Now if you are normal, you are sharing with me the conception that Kellogg’s has had its head under the milk a little too long. But personally, if I were Kellogg’s, I would hire a copycat theorist as my attorney and really get on the case of a few people, notably:
Porto Pitters wine — they used two tigers as a symbol; but then again, they were there first. Too bad, someone might think Tony had dipped into too much wine and gone wild
Tigger of Winnie the Pooh fame — people might think Tony had plastic surgery and was taking hyperactivity medication
the Detroit Tigers — or maybe they and Woods should sue Kellogg’s; the latest Frosted Flakes commercials depict Tony as a more athletic sort; Tiger Woods, who does well on Wheaties boxes, might also take offense that Tony gets his “supercharge” shortly after eating his cereal
the Phantom Tigers 74 Squadron — who wants Tony associated with these warlike people?
As well as, as many folks using tigers to represent food products as possible, including Tiger Cheese, Tiger Chai Tea, Tiger Beverages, Tiger Rice, Tiger’s Milk bars, Tiger Chi vitamin supplements, Tiger Crunchies, Tiger Island foods, Tiger Paws candy, Tiger Pops candy, Tiger Stripe ice cream, to say nothing of the dozens of other non-food companies using “Tiger” in their brand name (see Companies and Their Brands, 18th ed., p. 2152).
The point of all of this is to say: animal figures are common motifs and are no one’s intellectual property in and of themselves, because animals are a part of universal experience.
Christians had every right to select a fish as a symbol, and it is irrelevant who used it previously and how; and it is doubtful if anyone but the most stupid (as Kellogg’s supposes of you, the consumer!) would have made anything extraordinary, or assumed a “pagan connection,” by Christian use of the fish.
Even if the Christians know of these other uses (or cared — either of which is doubtful), they invested the fish with meaning germane to their own faith. (Interestingly, one complaint from the ACLU argued exactly from the opposite perspective — that the fish is a uniquely Christian symbol.
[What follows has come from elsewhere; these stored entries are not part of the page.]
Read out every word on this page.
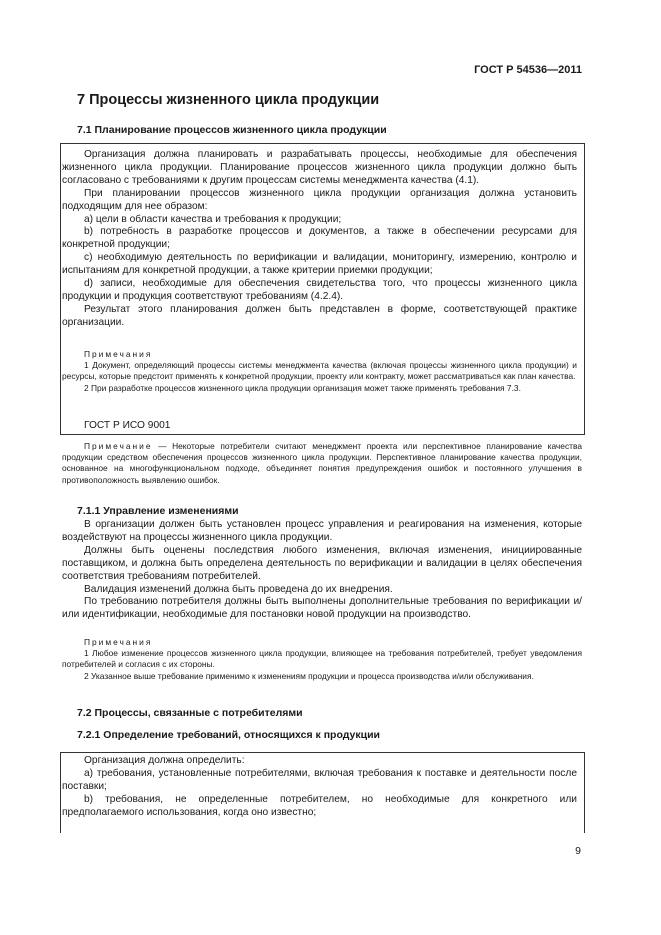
ГОСТ Р 54536—2011
7 Процессы жизненного цикла продукции
7.1 Планирование процессов жизненного цикла продукции

Организация должна планировать и разрабатывать процессы, необходимые для обеспечения жизненного цикла продукции. Планирование процессов жизненного цикла продукции должно быть согласовано с требованиями к другим процессам системы менеджмента качества (4.1).

При планировании процессов жизненного цикла продукции организация должна установить подходящим для нее образом:

a) цели в области качества и требования к продукции;

b) потребность в разработке процессов и документов, а также в обеспечении ресурсами для конкретной продукции;

c) необходимую деятельность по верификации и валидации, мониторингу, измерению, контролю и испытаниям для конкретной продукции, а также критерии приемки продукции;

d) записи, необходимые для обеспечения свидетельства того, что процессы жизненного цикла продукции и продукция соответствуют требованиям (4.2.4).

Результат этого планирования должен быть представлен в форме, соответствующей практике организации.

Примечания

1 Документ, определяющий процессы системы менеджмента качества (включая процессы жизненного цикла продукции) и ресурсы, которые предстоит применять к конкретной продукции, проекту или контракту, может рассматриваться как план качества.

2 При разработке процессов жизненного цикла продукции организация может также применять требования 7.3.

ГОСТ Р ИСО 9001
Примечание — Некоторые потребители считают менеджмент проекта или перспективное планирование качества продукции средством обеспечения процессов жизненного цикла продукции. Перспективное планирование качества продукции, основанное на многофункциональном подходе, объединяет понятия предупреждения ошибок и постоянного улучшения в противоположность выявлению ошибок.
7.1.1 Управление изменениями

В организации должен быть установлен процесс управления и реагирования на изменения, которые воздействуют на процессы жизненного цикла продукции.

Должны быть оценены последствия любого изменения, включая изменения, инициированные поставщиком, и должна быть определена деятельность по верификации и валидации в целях обеспечения соответствия требованиям потребителей.

Валидация изменений должна быть проведена до их внедрения.

По требованию потребителя должны быть выполнены дополнительные требования по верификации и/или идентификации, необходимые для постановки новой продукции на производство.

Примечания

1 Любое изменение процессов жизненного цикла продукции, влияющее на требования потребителей, требует уведомления потребителей и согласия с их стороны.

2 Указанное выше требование применимо к изменениям продукции и процесса производства и/или обслуживания.

7.2 Процессы, связанные с потребителями
7.2.1 Определение требований, относящихся к продукции

Организация должна определить:

a) требования, установленные потребителями, включая требования к поставке и деятельности после поставки;

b) требования, не определенные потребителем, но необходимые для конкретного или предполагаемого использования, когда оно известно;

9
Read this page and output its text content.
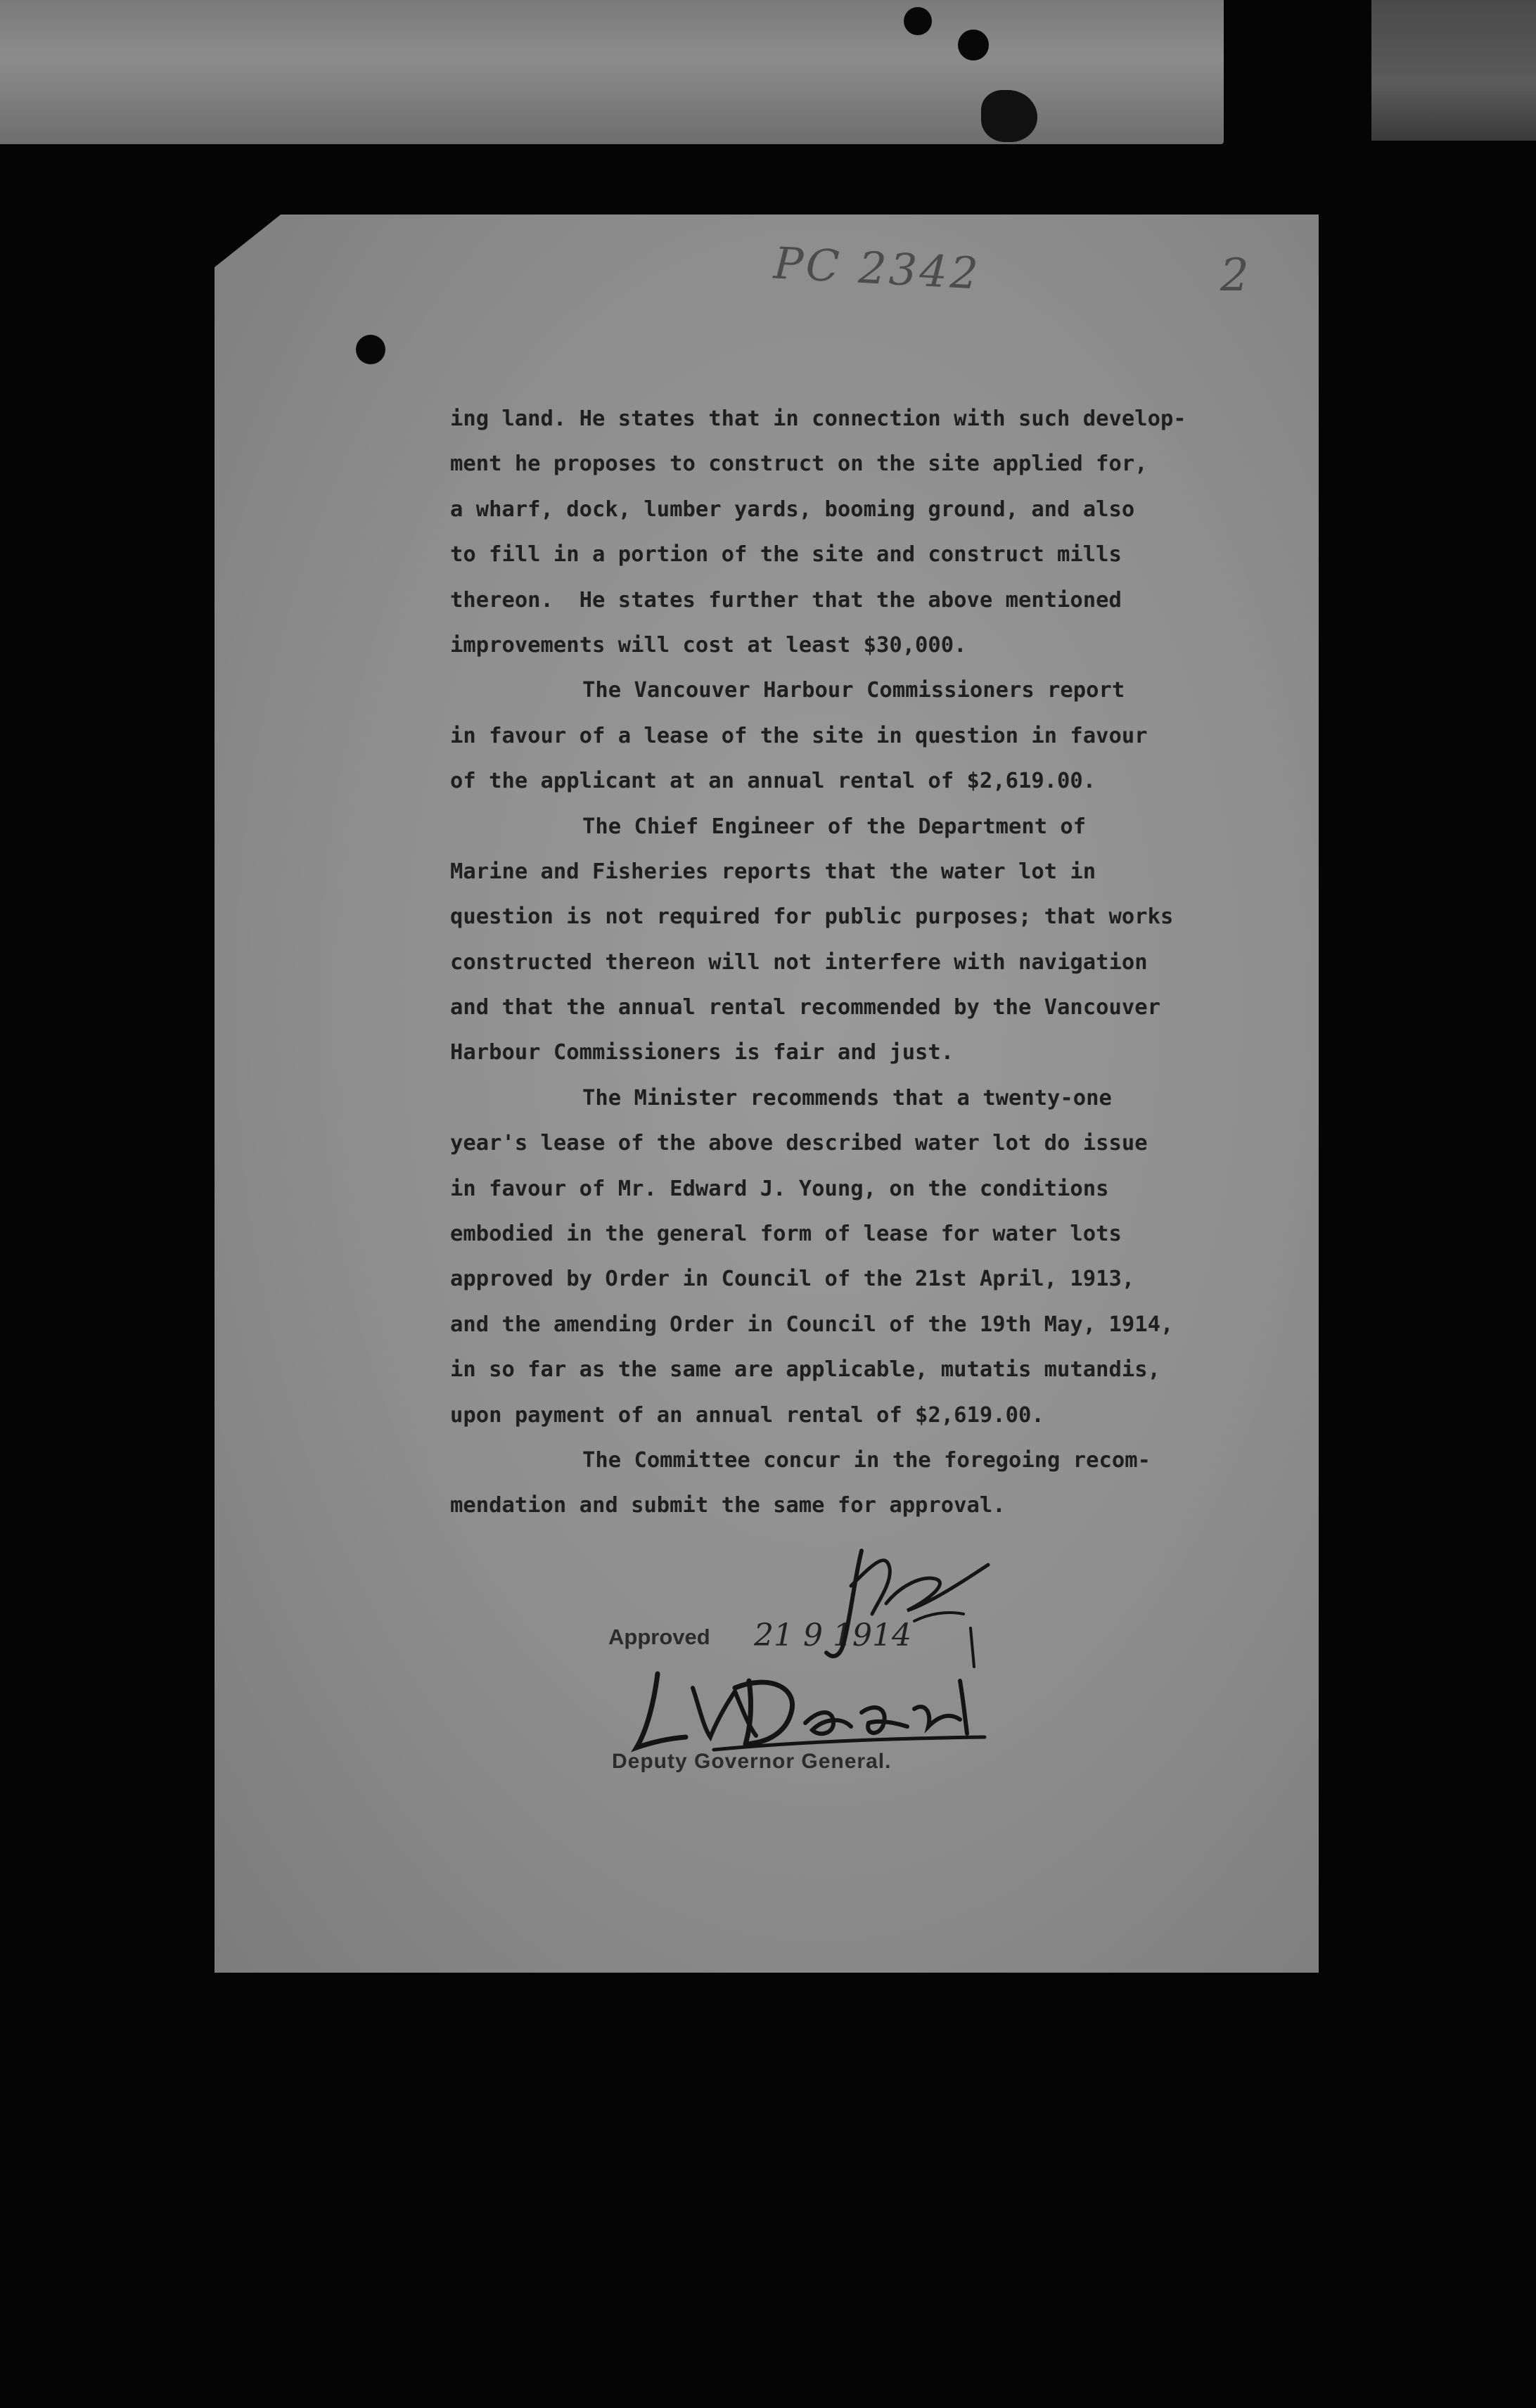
PC 2342	2
ing land. He states that in connection with such develop-
ment he proposes to construct on the site applied for,
a wharf, dock, lumber yards, booming ground, and also
to fill in a portion of the site and construct mills
thereon.  He states further that the above mentioned
improvements will cost at least $30,000.
The Vancouver Harbour Commissioners report
in favour of a lease of the site in question in favour
of the applicant at an annual rental of $2,619.00.
The Chief Engineer of the Department of
Marine and Fisheries reports that the water lot in
question is not required for public purposes; that works
constructed thereon will not interfere with navigation
and that the annual rental recommended by the Vancouver
Harbour Commissioners is fair and just.
The Minister recommends that a twenty-one
year's lease of the above described water lot do issue
in favour of Mr. Edward J. Young, on the conditions
embodied in the general form of lease for water lots
approved by Order in Council of the 21st April, 1913,
and the amending Order in Council of the 19th May, 1914,
in so far as the same are applicable, mutatis mutandis,
upon payment of an annual rental of $2,619.00.
The Committee concur in the foregoing recom-
mendation and submit the same for approval.
Approved 21 9 1914
Deputy Governor General.
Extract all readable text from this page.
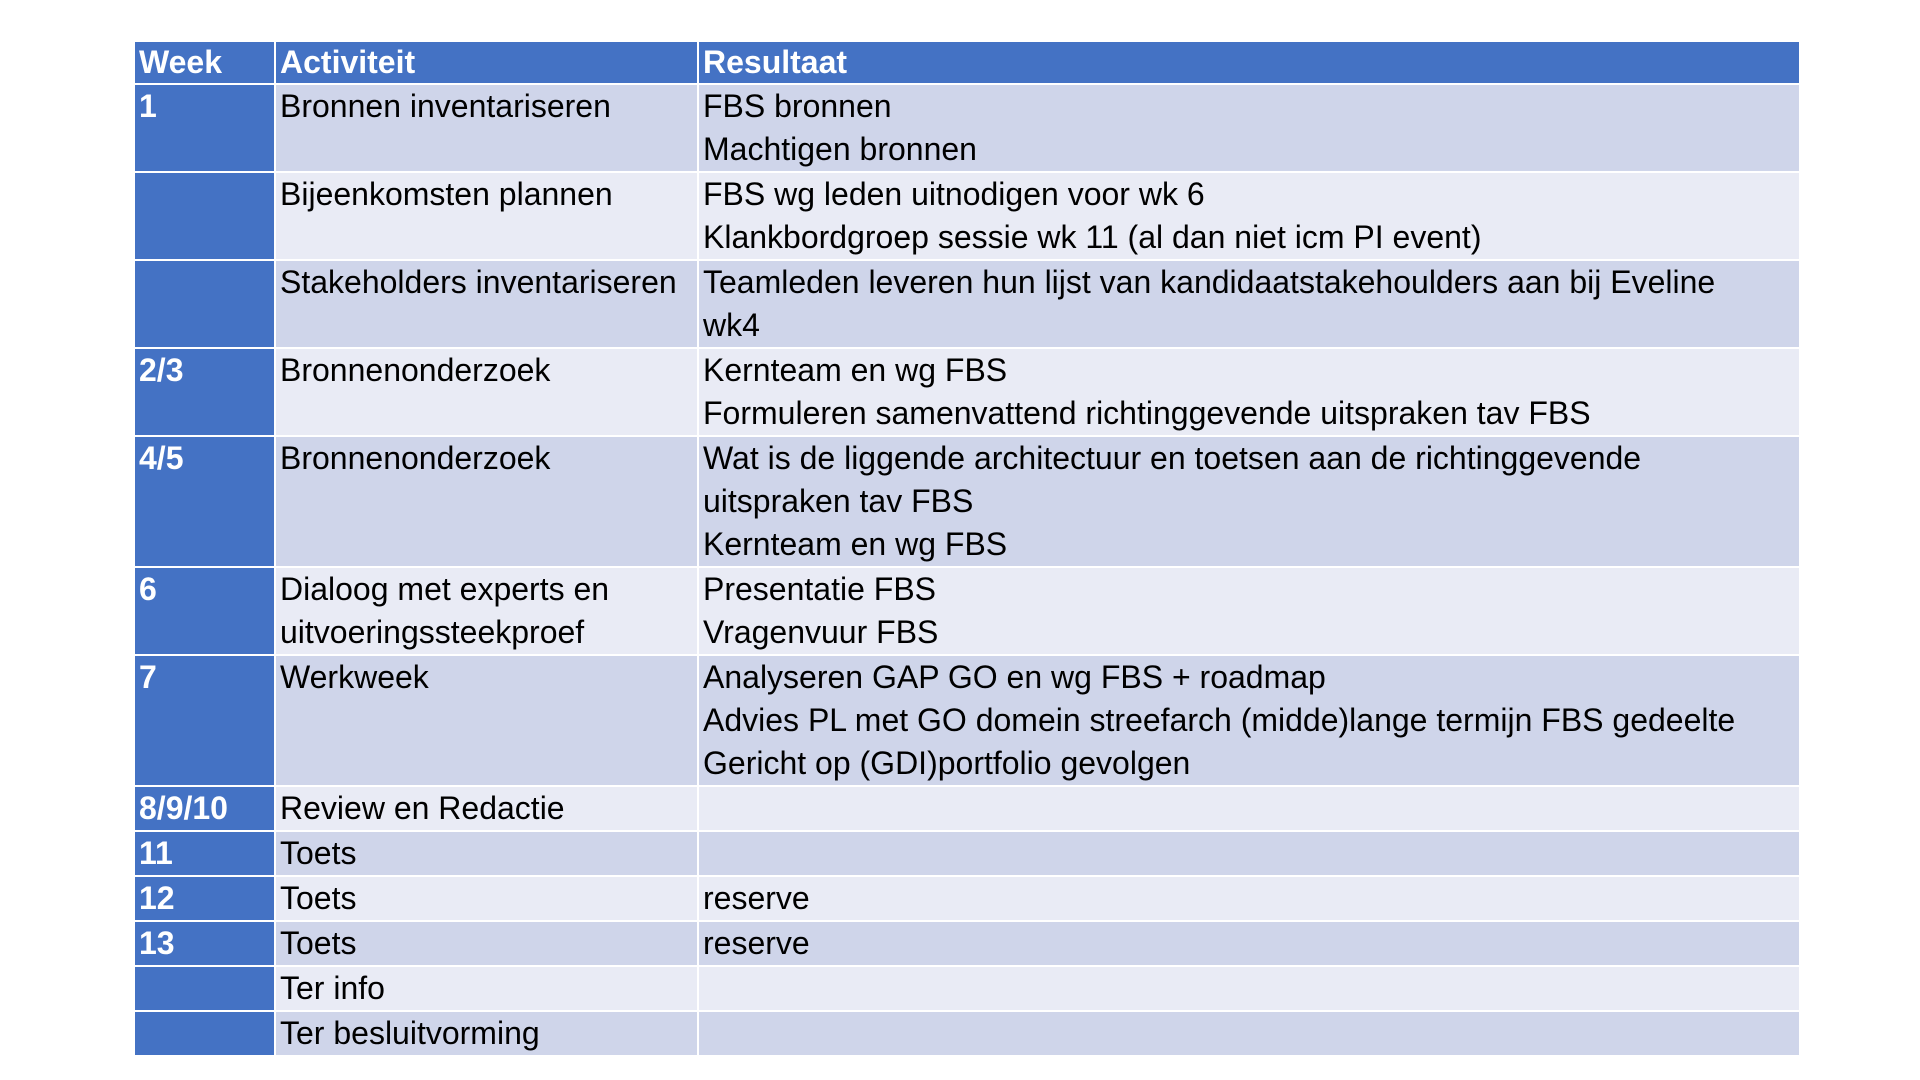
Week	Activiteit	Resultaat
1	Bronnen inventariseren	FBS bronnen
Machtigen bronnen

	Bijeenkomsten plannen	FBS wg leden uitnodigen voor wk 6
Klankbordgroep sessie wk 11 (al dan niet icm PI event)

	Stakeholders inventariseren	Teamleden leveren hun lijst van kandidaatstakehoulders aan bij Eveline
wk4

2/3	Bronnenonderzoek	Kernteam en wg FBS
Formuleren samenvattend richtinggevende uitspraken tav FBS

4/5	Bronnenonderzoek	Wat is de liggende architectuur en toetsen aan de richtinggevende
uitspraken tav FBS
Kernteam en wg FBS

6	Dialoog met experts en
uitvoeringssteekproef	Presentatie FBS
Vragenvuur FBS

7	Werkweek	Analyseren GAP GO en wg FBS + roadmap
Advies PL met GO domein streefarch (midde)lange termijn FBS gedeelte
Gericht op (GDI)portfolio gevolgen

8/9/10	Review en Redactie	

11	Toets	

12	Toets	reserve

13	Toets	reserve

	Ter info	

	Ter besluitvorming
Maybe the ACLU needs some help from Walker as well.)
The “copycat” claims (like all we have seen) are without genetic foundation, and are meaningless; and it is not as though Christians would have to (or care to) scour the ancient trademark records to make sure they found an original symbol, or that they had to say, “Darn, we can’t use the fish, the Great Mother already did.”
The fish in other places symbolized fertility. For Christians it symbolized salvation and evangelism. Just because Christians use a fish doesn’t mean they are copying pagan religions any more than Tiger Woods copied Kellogg’s.